Auch Hamburgs Kultursenatorin Barbara Kisseler ist überzeugt: die Schwierigkeiten des Projekts wurden im allgemeinen Jubel schlicht ausgeblendet:

"Das erstaunt schon in so einer nüchternen Kaufmannsstadt wie Hamburg, dass da nicht jemand mal gesagt hat: ´Leute! Bisschen länger mal nachdenken, bisschen länger kalkulieren! Dann müssen wir hinterher nicht draufzahlen!`"

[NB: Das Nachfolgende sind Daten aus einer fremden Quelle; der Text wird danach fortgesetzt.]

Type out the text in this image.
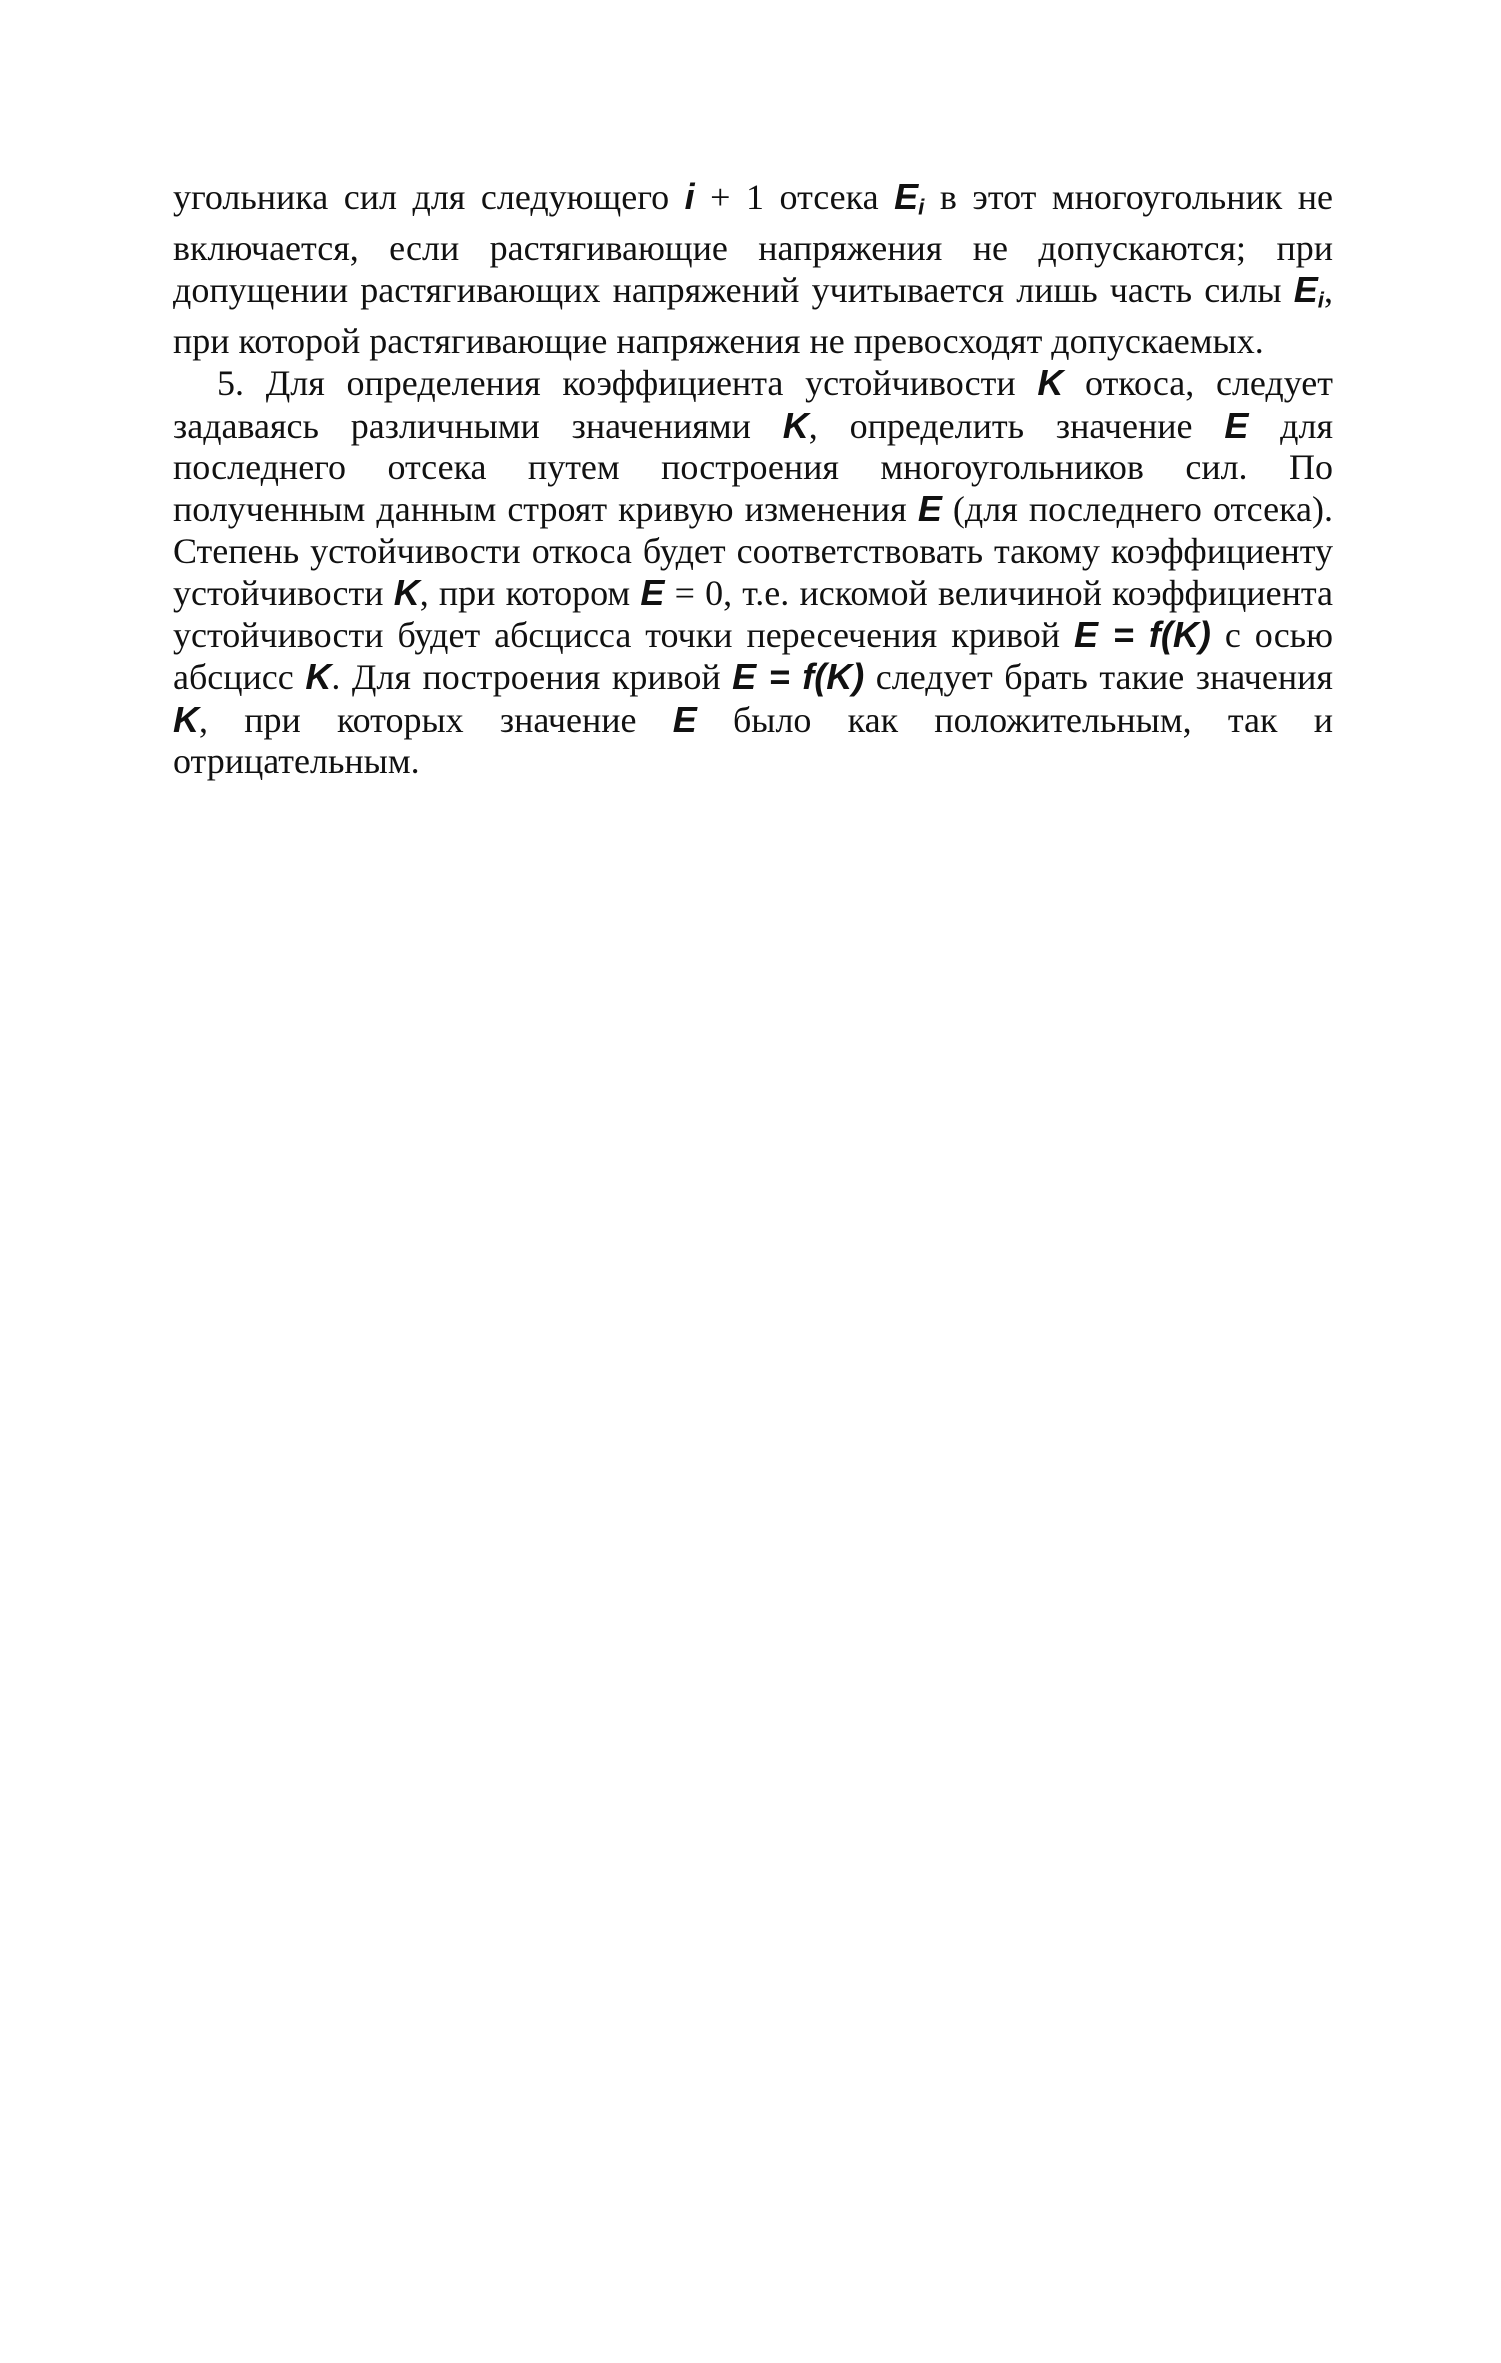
угольника сил для следующего i + 1 отсека $E_i$ в этот многоугольник не включается, если растягивающие напряжения не допускаются; при допущении растягивающих напряжений учитывается лишь часть силы $E_i$, при которой растягивающие напряжения не превосходят допускаемых.

5. Для определения коэффициента устойчивости K откоса, следует задаваясь различными значениями K, определить значение E для последнего отсека путем построения многоугольников сил. По полученным данным строят кривую изменения E (для последнего отсека). Степень устойчивости откоса будет соответствовать такому коэффициенту устойчивости K, при котором E = 0, т.е. искомой величиной коэффициента устойчивости будет абсцисса точки пересечения кривой E = f(K) с осью абсцисс K. Для построения кривой E = f(K) следует брать такие значения K, при которых значение E было как положительным, так и отрицательным.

Wer die Schuld an den Kostensteigerungen trägt, das sollte der Parlamentarische Untersuchungsausschuss klären, in dem auch Norbert Hackbusch als Abgeordneter der Linkspartei saß und der im Frühherbst seinen Abschlussbericht vorlegen wird. Mitte Februar wurden der Bürgermeister a.D. Ole von Beust und seine Kultursenatorin Karin von Welck vernommen. Beide gaben schulterzuckend zu Protokoll: nicht sie selbst seien für die Kostenexplosion verantwortlich, viel eher der damalige Chefplaner der städtischen Realisierungsgesellschaft Hartmut Wegener. Der wiederum in seiner Vernehmung den Schwarzen Peter an die Architekten Herzog und de Meuron weiterreichte.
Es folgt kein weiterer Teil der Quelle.